Monday, July 14, 2008
Regression, schmegression
Regression analysis is sabermetrics is probably the worst thing that has happened to its discipline. Rather than it being treated as a starting point, it’s treated as the target point. Even smart learned men make this goof. Nowhere is it more evident than in the regression run value of a double, as Patriot shows us here:
There’s alot of numbers in there, but let me highlight the pertinent points, as he shows us the best regression equation to estimate team runs scored over a fixed time period as:
Reg-4 = ..552S + .645D + .993T + 1.458HR + .353W [plus other stuff]
But, if you used hits and total bases (as opposed to 1b,2b,3b,hr), the run value of the 2B would be .805. See, total bases “cheats” by forcing the gap in run value between the 1b and 2b to exactly equal the run value between 2b and 3b. There’s no reason that this must necessarily be the case. It’s actually a very close approximation, but again, that’s cheating.
Anyway, the best regression (in this dataset) says that the gap in run value between the single and double is a measly .093 runs, a far far far cry from the best estimate of .30 runs if you look at the actual millions of play-by-play records, and not the hundreds or thousands of aggregated (and biased) team data.
But, what the heck do I know… I’m not highly educated enough. I’m just some schmoe.
And then Patriot really hits it when he says:
If you are concerned about the ecological fallacy, regressions are the methods that you should worry about. The best example is the sacrifice fly. From Ruaneās data, it is apparent that at the average scoring level of 1960-2004, the sacrifice fly is a neutral play from a run expectancy standpoint (-.01 runs). When that value is converted to absolute runs, it is worth about +.15 runs.
However, regression procedures know nothing about baseball reality. They only know about the combinations of numbers you give them, and the correlation between the variables. Sacrifice flies correlate decently with runs scored (better than triples, hit batters, or steals in this sample), and each sac fly is a guaranteed run for the team. You can see that the sac fly is evaluated as being worth more than a double, which is absurd on its face.The double is also only .1 runs more valuable than a single in the regression equation.
More important than regression equations (fraught with sampling issues, like selection and bias) is logic. We can create an excellent working model of a baseball game where we can show that the run value of a double should be roughly worth +.30 runs more than a single. We can use millions of play-by-play events, where we don’t create the horrible bias aggregation gives us (and further reduce our sample size) where again we can show that the gap should be around +.30 runs.
I even created a very simple one here, with the source code there for anyone to verify.

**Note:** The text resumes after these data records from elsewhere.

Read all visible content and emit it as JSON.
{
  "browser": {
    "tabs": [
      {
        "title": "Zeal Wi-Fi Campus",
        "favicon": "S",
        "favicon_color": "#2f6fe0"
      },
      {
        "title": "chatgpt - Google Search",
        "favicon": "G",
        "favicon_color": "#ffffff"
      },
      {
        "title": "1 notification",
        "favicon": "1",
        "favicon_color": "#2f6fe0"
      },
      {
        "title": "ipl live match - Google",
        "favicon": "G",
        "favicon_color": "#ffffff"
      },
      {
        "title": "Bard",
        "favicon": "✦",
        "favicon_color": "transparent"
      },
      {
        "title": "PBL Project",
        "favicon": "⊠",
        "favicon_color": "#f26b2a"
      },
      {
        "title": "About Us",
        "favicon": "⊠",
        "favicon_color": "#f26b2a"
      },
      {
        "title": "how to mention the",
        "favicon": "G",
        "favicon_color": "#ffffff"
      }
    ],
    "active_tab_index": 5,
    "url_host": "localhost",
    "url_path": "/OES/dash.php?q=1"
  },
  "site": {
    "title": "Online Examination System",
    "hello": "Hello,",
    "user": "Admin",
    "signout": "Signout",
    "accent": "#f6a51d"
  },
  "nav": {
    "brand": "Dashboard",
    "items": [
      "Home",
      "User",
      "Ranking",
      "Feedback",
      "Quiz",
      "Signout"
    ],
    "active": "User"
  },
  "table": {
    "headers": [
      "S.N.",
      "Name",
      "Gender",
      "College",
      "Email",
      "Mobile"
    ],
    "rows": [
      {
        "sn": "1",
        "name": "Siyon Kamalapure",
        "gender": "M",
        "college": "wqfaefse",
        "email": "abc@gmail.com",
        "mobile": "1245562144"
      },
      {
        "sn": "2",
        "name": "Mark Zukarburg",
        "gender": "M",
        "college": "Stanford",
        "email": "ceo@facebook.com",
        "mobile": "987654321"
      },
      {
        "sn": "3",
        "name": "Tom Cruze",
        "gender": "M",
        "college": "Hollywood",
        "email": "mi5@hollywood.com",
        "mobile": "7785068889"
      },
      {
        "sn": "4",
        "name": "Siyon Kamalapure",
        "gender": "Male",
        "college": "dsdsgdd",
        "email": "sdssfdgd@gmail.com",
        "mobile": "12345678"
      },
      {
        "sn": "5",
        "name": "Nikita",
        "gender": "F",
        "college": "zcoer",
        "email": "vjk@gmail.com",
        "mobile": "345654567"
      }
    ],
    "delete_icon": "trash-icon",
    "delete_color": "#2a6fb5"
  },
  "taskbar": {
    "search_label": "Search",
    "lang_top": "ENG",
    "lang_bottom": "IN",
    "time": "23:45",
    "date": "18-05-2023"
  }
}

This is the starting point, not regression.
Furthermore, the idea that you can create an equation based on sample data, and then “test” it against that same data is ridiculous. What kind of a test is that? All the test does is establish the best-fit. You need to test it against out-of-sample data.
If you see an analyst or academic shun logic in favor of regression, you can tell him that he’s dead wrong. And tell him to watch a game, and then he’ll understand why he’s wrong.